SANFORD & BROOKS CO. v. UNITED STATES.
267 U.S. 455 (45 S.Ct. 341, 69 L.Ed. 734)
SANFORD & BROOKS CO. v. UNITED STATES.
Argued: Jan. 15, 1925.
Decided: March 9, 1925.
- opinion, BRANDEIS [HTML]
Mr. William L. Marbury, of Washington, D. C. (Messrs. Horace S. Whitman and Charles Clagett, both of Washington, D. C.), for appellant.
Messrs. Merrill E. Otis, Sp. Asst. Atty. Gen. and Alfred A. Wheat, of New York City (Mr. James M. Beck, Sol. Gen., of Washington, D. C., on the brief), for the United States.
Mr. Justice BRANDEIS delivered the opinion of the Court.
Sanford & Brooks Company agreed with the United States to dredge a channel at a fixed rate per cubic yard of material dredged. Payment for the number of yards dredged was made at the contract rate. Later, this suit was brought to recover additional sums, as upon a quantum meruit. One claim was that the material to be removed within the contract lines had been misdescribed in the specifications; and the rule applied in United States v. Atlantic Dredging Co., 253 U. S. 1, 40 S. Ct. 423, 64 L. Ed. 735, and United States v. Spearin, 248 U. S. 132, 39 S. Ct. 59, 63 L. Ed. 166, was invoked. Another claim was that, through a mistake of the government's representative, work had been done outside the limits prescribed by the contract, and that this was more burdensome. The Court of Claims, after a hearing upon the evidence, entered judgment for the defendant. 58 Ct. Cl. 158. The case is here on appeal under section 242 of the Judicial Code (Comp. St. § 1219). The appeal was filed in this court on September 20, 1923. It was not reached for argument until January 15, 1925. On January 9, 1925, the plaintiff filed, with its brief on the merits, a motion to remand. The document, including appendices, contained 65 printed pages.
The reliance in this court was wholly upon the motion to remand. The claim on account of work inside the contract lines was not insisted upon here. The claim for work outside the contract lines was urged in the brief on the merits, but at the argument plaintiff conceded that, upon the findings of fact made, there could be no recovery. The contention then presented was that this court could not come to a proper decision on this claim without having findings as to the existence or nonexistence of eight additional alleged facts; and that to this end the cause should be remanded to the lower court. The government objected to the allowance of the motion to remand on the grounds that the findings already made were definite; that they included all material facts; and that, if the additional facts asserted were found, these would not change the legal result. The objections are, in our opinion, sound.
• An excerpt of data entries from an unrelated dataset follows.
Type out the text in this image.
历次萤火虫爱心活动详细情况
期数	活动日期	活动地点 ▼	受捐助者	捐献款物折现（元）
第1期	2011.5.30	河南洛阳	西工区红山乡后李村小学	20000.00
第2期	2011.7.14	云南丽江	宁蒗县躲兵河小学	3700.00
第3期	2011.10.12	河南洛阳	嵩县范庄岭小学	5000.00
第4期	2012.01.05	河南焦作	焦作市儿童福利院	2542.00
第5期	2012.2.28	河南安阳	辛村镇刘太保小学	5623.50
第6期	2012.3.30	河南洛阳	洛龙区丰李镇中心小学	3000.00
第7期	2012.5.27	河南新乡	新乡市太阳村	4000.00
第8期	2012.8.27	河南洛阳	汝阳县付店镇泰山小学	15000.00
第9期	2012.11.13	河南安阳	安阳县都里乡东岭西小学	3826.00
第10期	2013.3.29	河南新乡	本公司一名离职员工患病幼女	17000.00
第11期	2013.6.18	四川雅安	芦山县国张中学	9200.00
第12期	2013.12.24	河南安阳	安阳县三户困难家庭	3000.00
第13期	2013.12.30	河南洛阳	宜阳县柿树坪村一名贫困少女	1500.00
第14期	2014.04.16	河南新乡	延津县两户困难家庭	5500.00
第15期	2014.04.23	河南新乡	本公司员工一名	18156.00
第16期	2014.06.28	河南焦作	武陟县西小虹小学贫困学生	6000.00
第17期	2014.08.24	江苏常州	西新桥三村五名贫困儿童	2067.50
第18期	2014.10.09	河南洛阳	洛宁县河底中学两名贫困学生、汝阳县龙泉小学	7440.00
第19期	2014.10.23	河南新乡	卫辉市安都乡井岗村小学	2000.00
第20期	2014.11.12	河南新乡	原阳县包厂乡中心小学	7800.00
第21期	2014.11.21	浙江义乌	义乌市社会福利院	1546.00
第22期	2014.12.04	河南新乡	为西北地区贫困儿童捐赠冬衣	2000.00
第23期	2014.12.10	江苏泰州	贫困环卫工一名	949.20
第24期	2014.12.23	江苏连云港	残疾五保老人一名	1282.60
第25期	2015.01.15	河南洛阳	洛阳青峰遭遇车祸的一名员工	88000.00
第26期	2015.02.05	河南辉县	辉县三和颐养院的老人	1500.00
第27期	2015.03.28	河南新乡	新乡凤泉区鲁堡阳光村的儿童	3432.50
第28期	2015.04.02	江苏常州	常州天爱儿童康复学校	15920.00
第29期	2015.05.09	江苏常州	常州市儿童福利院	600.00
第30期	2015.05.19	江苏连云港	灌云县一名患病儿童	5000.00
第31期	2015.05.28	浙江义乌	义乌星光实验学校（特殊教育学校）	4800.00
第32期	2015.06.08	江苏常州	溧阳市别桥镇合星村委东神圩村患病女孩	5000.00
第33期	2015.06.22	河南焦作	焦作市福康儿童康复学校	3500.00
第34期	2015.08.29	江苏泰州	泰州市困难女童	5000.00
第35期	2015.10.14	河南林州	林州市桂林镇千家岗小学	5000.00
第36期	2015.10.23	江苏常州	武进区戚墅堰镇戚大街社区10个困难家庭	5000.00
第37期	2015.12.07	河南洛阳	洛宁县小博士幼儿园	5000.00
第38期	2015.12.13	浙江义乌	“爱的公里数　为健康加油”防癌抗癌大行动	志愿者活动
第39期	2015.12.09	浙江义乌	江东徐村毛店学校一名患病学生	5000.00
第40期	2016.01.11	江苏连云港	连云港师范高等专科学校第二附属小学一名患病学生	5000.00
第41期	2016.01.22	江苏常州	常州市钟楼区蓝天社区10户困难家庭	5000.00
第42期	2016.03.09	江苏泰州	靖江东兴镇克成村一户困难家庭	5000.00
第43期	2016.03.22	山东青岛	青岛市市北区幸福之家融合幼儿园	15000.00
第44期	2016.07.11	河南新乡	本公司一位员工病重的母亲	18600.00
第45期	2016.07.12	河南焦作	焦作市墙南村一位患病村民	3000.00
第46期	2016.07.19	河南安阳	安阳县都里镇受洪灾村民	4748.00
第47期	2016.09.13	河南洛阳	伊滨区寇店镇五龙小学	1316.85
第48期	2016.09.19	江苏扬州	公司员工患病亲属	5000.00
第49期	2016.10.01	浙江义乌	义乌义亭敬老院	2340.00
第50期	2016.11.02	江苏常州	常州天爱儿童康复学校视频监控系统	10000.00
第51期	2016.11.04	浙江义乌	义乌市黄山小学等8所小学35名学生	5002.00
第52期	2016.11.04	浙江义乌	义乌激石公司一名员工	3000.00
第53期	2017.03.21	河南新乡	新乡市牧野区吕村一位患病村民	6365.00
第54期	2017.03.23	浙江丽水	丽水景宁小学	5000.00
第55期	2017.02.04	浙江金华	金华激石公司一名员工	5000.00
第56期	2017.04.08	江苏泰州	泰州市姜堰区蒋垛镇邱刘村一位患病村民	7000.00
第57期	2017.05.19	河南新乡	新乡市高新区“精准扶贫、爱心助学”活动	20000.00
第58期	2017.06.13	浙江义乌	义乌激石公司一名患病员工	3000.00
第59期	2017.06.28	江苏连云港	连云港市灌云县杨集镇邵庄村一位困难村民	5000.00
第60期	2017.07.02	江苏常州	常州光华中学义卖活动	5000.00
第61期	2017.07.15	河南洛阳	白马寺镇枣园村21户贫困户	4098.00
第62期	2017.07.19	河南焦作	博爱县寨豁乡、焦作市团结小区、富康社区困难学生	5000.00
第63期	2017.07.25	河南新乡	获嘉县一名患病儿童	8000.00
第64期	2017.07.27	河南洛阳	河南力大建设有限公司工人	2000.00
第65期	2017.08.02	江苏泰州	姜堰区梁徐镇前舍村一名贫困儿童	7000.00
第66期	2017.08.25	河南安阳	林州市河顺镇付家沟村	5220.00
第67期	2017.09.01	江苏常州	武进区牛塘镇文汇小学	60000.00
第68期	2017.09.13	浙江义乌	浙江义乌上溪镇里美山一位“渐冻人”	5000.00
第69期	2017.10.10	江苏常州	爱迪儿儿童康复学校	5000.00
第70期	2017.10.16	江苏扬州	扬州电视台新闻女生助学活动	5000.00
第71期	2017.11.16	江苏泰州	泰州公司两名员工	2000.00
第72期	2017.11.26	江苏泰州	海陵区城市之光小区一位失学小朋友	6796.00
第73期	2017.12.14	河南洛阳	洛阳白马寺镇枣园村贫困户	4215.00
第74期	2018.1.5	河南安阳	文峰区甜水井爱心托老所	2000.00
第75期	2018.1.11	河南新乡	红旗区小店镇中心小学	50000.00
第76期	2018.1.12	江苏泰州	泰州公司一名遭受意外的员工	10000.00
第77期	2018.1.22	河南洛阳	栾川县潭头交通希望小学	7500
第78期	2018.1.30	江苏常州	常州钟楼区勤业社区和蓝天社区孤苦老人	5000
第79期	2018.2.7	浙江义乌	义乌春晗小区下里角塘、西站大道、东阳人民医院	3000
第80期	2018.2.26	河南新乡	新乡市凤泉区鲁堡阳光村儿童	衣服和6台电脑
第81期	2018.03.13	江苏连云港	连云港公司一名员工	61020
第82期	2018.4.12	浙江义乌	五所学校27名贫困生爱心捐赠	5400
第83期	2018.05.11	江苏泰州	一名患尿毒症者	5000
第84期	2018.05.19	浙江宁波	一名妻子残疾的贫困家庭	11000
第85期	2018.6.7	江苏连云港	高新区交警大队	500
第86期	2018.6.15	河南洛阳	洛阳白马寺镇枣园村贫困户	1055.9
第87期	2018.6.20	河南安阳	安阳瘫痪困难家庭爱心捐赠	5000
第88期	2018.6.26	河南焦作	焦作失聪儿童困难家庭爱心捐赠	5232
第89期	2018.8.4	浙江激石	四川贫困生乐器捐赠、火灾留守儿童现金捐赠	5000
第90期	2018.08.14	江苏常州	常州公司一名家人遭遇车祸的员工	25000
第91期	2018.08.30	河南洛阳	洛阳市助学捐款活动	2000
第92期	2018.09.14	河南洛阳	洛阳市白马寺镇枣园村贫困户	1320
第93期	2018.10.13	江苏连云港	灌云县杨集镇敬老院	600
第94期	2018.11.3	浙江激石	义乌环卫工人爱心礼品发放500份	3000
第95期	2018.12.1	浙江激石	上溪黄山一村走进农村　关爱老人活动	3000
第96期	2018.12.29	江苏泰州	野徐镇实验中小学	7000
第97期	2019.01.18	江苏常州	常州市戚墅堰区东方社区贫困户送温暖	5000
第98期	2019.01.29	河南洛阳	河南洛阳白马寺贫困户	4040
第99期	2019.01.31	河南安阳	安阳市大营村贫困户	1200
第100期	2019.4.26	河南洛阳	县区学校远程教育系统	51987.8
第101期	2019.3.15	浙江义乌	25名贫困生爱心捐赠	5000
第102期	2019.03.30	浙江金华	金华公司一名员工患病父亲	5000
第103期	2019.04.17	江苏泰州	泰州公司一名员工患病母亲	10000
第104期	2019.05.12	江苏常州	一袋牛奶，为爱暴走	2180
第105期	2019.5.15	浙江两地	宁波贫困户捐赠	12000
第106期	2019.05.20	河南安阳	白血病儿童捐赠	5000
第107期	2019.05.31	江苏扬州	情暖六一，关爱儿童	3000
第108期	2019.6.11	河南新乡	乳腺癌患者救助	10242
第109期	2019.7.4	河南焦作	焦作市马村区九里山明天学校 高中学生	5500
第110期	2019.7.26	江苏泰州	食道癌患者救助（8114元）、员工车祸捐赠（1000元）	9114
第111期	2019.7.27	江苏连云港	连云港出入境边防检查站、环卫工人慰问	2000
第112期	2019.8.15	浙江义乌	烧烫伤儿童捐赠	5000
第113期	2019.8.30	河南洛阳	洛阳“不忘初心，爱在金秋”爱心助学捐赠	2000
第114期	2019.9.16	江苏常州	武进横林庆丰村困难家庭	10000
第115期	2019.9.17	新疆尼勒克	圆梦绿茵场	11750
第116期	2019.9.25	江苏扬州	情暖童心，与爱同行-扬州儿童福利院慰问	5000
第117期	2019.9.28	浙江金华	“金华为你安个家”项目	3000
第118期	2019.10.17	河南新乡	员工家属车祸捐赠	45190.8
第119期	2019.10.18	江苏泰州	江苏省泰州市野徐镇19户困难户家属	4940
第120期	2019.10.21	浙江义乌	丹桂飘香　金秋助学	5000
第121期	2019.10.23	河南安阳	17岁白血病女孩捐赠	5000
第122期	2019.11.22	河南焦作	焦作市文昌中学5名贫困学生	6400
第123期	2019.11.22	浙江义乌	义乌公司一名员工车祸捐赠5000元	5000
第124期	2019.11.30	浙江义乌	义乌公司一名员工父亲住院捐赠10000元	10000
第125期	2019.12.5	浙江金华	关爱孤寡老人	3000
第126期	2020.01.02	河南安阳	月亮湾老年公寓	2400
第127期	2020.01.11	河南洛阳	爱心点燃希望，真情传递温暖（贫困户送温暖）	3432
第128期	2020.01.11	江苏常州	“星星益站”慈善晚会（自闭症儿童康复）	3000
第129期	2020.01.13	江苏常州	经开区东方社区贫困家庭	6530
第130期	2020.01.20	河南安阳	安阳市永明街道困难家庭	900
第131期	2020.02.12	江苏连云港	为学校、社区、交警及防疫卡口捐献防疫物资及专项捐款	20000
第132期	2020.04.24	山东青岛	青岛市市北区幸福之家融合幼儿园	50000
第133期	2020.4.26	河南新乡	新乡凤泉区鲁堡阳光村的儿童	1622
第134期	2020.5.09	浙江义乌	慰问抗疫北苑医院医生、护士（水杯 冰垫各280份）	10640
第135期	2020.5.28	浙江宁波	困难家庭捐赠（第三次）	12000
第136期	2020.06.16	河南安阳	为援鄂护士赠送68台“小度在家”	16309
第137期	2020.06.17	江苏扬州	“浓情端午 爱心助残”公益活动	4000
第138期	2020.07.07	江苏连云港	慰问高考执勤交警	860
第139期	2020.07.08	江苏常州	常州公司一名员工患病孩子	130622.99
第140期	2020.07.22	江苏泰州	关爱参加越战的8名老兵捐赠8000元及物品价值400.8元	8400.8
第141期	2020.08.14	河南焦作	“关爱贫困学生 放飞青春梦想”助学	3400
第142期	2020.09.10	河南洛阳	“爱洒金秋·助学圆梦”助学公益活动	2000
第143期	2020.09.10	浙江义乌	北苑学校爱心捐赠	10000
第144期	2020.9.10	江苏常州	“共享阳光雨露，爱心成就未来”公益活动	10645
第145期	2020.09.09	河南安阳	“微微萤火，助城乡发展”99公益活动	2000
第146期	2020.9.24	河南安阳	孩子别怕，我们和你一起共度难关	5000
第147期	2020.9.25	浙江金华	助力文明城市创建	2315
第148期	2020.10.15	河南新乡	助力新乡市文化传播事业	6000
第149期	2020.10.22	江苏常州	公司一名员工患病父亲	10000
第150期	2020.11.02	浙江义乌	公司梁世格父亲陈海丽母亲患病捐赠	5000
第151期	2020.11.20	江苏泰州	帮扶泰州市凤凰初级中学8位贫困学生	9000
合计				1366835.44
Plaintiff asserts that the additional findings would show that, when the erroneous location of the work was discovered, it made oral protest to the contracting officer of the government against continuance of the work outside the contract lines; that it protested orally against payment for such work at the contract price; that, during the progress of the work, it made claim for payment upon a quantum meruit basis; that, seven months after the completion of the work in question, the Judge Advocate General gave an opinion on this claim favorable to the plaintiff; that the Assistant Secretary of War approved of the opinion; that he directed that negotiations be had with plaintiff concerning the amount of additional compensation to be paid; but that no agreement was reached These, with other minor additions to the facts as found, are relied upon by plaintiff to show that, as to this work, the express provisions in the written contract which required prompt written protest against any order for work outside of the specifications, written modification of the contract if it was altered materially, and written orders for extra work, were all inapplicable or waived; and that a new oral agreement providing for compensation quantum meruit was substituted by implication. We are of opinion that the findings sought, if made, would be of no avail to plaintiff. Oral protests, a claim for additional compensation and a favorable advisory opinion thereon, would be facts clearly insufficient to establish plaintiff's contentions.
Moreover, if those facts could conceivably affect the result, the motion should, as a matter of discretion, be denied because of the delay in filing it. A motion to remand for further findings, even if based wholly upon matter included in the original record on appeal, should be submitted at the first term of the entry of the case so that this court may determine whether the motion shall be passed upon in advance of the hearing on the merits to be postponed until such hearing. Compare United States v. Adams, 9 Wall. 554, 559, 19 L. Ed. 584. Where, as in this case, the motion is based largely upon matter not appearing in the record on appeal, the reasons for insisting upon promptness in making an application to remand are particularly persuasive. Diligence in this respect is essential to the orderly and expeditious administration of justice. Compare rule 14 of this court governing petitions for certiorari for diminution of the record. Chappell v. United States, 160 U. S. 499, 16 S. Ct. 397, 40 L. Ed. 510.